Terence Tao and Alessio Figalli (both recipients of Fields Medal) don't agree with Gowers statements, especially those concerning "a threat".

==Mathematics by subject==

Different subjects of mathematics have very different predictions; for example, while every subject of mathematics is seen to be altered by the computer, some branches are seen to benefit from the use of technology to aid human achievement, while in others computers are predicted to completely replace humans.

===Pure mathematics===
====Combinatorics====

In 2001, Peter Cameron in "Combinatorics entering the third millennium" organizes predictions for the future of combinatorics: throw some light on present trends and future directions. I have divided the causes into four groups: the influence of the computer; the growing sophistication of combinatorics; its strengthening links with the rest of mathematics; and wider changes in society. What is clear, though, is that combinatorics will continue to elude attempts at formal specification.

Béla Bollobás writes: "Hilbert, I think, said that a subject is alive only if it has an abundance of problems. It is exactly this that makes combinatorics very much alive. I have no doubt that combinatorics will be around in a hundred years from now. It will be a completely different subject but it will still flourish simply because it still has many, many problems".

====Mathematical logic====
In the year 2000, mathematical logic was discussed in "The Prospects For Mathematical Logic In The Twenty-First Century", including set theory, mathematical logic in computer science, and proof theory.

===Applied mathematics===
====Numerical analysis and scientific computing====
In 2000, Lloyd N. Trefethen wrote "Predictions for scientific computing 50 years from now", which concluded with the theme that "Human beings will be removed from the loop" and writing in 2008 in The Princeton Companion to Mathematics predicted that by 2050 most numerical programs will be 99% intelligent wrapper and only 1% algorithm, and that the distinction between linear and non-linear problems, and between forward problems (one step) and inverse problems (iteration), and between algebraic and analytic problems, will fade as everything becomes solved by iterative methods inside adaptive intelligent systems that mix and match and combine algorithms as required.

====Data analysis====

In 1998, Mikhail Gromov in "Possible Trends in Mathematics in the Coming Decades", says that traditional probability theory applies where global structure such as the Gauss Law emerges when there is a lack of structure between individual data points, but that one of today's problems is to develop methods for analyzing structured data where classical probability does not apply.
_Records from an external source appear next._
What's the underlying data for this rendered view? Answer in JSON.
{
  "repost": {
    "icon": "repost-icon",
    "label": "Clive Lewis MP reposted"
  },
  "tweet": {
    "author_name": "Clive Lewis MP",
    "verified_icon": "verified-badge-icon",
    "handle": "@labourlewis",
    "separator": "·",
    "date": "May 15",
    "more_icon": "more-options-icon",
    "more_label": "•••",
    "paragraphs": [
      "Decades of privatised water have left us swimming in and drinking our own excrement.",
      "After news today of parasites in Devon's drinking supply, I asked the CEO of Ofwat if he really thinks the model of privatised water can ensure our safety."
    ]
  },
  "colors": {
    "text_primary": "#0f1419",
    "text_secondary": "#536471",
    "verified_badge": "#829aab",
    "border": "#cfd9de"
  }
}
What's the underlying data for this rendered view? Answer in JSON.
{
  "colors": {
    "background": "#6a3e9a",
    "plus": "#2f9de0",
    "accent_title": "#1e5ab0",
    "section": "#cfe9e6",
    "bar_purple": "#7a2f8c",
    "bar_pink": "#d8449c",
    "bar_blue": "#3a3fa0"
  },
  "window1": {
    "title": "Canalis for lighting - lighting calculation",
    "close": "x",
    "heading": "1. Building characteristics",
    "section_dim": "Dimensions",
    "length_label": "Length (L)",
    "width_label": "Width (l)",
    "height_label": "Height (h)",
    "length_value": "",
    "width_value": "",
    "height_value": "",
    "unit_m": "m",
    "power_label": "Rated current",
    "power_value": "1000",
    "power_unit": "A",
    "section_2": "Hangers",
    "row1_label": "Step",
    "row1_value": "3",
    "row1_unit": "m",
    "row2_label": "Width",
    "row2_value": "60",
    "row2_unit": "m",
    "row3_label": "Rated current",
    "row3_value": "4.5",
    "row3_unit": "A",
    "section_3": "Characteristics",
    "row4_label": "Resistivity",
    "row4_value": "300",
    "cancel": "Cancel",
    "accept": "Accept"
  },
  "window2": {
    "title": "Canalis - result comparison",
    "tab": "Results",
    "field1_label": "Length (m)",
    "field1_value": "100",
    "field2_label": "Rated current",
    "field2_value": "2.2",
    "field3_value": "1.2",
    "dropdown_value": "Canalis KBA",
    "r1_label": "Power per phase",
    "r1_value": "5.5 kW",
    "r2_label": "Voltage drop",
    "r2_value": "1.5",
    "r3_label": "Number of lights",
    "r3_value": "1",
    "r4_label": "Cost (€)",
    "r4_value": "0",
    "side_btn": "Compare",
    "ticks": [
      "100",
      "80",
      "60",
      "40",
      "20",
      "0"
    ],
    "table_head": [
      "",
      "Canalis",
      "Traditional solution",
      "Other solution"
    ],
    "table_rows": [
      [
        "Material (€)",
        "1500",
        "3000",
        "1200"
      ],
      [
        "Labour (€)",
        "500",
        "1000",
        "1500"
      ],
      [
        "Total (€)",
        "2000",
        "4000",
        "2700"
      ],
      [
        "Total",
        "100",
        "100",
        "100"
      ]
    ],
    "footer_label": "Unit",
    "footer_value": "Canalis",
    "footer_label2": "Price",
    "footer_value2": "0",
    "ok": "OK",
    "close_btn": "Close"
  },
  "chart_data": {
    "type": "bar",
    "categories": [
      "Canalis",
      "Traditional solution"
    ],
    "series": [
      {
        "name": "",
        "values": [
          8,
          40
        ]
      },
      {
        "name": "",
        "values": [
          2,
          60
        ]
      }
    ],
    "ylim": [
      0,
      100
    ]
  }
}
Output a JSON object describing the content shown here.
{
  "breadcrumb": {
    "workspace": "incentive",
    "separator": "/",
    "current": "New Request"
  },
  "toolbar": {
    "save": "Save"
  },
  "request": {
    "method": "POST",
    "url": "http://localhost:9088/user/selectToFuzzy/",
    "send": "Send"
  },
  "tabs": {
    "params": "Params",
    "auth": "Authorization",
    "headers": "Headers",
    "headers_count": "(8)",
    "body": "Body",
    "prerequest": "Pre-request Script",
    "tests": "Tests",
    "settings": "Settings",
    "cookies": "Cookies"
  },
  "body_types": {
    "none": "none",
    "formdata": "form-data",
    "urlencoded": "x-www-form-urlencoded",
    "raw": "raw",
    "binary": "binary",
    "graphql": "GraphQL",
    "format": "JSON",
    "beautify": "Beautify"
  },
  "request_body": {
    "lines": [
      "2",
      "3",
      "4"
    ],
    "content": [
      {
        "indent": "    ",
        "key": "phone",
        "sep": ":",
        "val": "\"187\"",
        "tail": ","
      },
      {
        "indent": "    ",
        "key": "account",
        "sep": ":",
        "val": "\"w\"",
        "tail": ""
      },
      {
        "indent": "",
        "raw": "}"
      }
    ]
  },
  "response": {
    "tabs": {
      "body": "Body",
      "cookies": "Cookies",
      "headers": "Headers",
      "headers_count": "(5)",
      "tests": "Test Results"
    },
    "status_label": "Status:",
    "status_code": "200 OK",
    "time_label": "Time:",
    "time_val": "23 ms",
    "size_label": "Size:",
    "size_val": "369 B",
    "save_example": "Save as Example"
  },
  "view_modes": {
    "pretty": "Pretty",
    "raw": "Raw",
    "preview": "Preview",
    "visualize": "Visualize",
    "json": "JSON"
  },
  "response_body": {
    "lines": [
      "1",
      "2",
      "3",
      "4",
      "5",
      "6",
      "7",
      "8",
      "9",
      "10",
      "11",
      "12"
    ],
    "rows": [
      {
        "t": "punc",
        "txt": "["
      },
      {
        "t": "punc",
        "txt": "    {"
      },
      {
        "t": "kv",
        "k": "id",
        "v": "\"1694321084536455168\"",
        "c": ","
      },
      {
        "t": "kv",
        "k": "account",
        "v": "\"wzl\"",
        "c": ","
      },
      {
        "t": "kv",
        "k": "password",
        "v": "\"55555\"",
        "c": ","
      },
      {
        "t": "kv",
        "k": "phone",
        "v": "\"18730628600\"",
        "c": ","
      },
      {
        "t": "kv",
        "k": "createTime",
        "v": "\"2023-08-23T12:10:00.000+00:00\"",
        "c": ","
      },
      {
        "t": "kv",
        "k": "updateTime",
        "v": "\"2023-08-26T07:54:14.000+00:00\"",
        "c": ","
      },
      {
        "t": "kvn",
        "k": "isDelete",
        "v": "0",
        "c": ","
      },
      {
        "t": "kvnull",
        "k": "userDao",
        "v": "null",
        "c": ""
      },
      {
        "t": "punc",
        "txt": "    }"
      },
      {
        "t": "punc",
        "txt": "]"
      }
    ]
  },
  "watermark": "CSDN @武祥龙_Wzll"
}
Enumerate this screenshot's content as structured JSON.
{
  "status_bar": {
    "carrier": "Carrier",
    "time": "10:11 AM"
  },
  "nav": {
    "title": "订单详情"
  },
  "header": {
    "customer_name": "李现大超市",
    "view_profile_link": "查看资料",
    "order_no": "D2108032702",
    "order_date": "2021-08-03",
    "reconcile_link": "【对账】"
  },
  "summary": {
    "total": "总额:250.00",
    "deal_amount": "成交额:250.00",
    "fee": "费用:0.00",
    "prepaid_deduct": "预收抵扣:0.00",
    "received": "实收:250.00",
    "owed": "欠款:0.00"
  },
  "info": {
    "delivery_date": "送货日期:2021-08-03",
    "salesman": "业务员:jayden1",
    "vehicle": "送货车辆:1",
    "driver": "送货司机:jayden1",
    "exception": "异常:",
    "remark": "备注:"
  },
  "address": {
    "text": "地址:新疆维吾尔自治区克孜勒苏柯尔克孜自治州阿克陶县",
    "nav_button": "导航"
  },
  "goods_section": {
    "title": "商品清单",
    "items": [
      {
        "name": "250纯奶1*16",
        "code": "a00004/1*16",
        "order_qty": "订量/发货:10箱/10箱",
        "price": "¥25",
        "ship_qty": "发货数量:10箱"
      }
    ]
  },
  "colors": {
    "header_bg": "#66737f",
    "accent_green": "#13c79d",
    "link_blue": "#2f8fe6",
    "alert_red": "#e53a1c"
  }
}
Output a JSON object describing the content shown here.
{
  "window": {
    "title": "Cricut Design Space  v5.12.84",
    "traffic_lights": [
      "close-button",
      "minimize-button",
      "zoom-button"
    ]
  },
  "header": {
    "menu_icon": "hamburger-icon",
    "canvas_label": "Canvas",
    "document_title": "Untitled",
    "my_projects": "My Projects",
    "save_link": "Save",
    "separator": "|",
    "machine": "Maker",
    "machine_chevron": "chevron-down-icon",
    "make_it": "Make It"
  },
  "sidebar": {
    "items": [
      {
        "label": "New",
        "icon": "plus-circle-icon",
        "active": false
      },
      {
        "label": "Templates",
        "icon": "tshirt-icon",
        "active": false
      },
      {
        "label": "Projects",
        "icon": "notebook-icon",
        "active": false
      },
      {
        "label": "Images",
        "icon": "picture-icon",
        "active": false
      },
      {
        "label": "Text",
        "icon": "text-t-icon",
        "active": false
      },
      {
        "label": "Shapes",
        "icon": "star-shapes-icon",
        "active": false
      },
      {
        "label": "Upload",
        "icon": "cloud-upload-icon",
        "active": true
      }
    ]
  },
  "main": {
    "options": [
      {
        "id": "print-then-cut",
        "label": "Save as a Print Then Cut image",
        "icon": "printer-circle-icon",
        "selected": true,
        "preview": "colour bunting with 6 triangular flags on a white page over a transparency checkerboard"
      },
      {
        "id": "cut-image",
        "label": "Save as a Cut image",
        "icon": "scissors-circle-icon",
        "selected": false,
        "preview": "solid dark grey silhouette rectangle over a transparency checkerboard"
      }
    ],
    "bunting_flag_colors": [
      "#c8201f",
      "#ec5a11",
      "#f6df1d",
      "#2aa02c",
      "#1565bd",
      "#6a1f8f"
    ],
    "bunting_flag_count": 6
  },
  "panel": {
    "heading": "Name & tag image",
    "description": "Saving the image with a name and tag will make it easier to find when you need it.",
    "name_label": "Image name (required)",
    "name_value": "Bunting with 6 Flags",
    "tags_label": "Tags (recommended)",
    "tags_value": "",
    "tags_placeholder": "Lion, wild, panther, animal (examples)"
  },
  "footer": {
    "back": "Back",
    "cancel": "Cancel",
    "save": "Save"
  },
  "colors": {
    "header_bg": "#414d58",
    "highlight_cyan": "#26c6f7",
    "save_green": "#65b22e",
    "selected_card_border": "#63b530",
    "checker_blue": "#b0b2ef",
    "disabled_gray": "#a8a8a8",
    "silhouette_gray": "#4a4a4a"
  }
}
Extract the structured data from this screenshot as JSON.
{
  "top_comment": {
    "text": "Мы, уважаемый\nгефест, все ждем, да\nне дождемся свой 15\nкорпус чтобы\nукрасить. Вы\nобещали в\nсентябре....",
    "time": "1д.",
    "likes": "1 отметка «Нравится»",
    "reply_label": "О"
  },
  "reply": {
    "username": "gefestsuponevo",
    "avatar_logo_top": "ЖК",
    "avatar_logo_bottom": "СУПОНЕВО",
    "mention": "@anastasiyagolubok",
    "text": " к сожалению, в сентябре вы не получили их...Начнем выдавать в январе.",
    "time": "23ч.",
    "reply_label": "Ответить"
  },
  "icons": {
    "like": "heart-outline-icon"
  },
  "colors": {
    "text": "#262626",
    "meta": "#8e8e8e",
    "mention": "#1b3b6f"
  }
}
Such methods might include advances in wavelet analysis, higher-dimensional methods and inverse scattering.

====Control theory====

A list of grand challenges for control theory is outlined in "Future Directions in Control, Dynamics, and Systems: Overview, Grand Challenges, and New Courses".

====Mathematical biology====

Mathematical biology is one of the fastest expanding areas of mathematics at the beginning of the 21st century. "Mathematics Is Biology's Next Microscope, Only Better; Biology Is Mathematics' Next Physics, Only Better" is an essay by Joel E. Cohen.

====Mathematical physics====

Mathematical physics is an enormous and diverse subject. Some indications of future research directions are given in "New Trends in Mathematical Physics: Selected Contributions of the XVth International Congress on Mathematical Physics".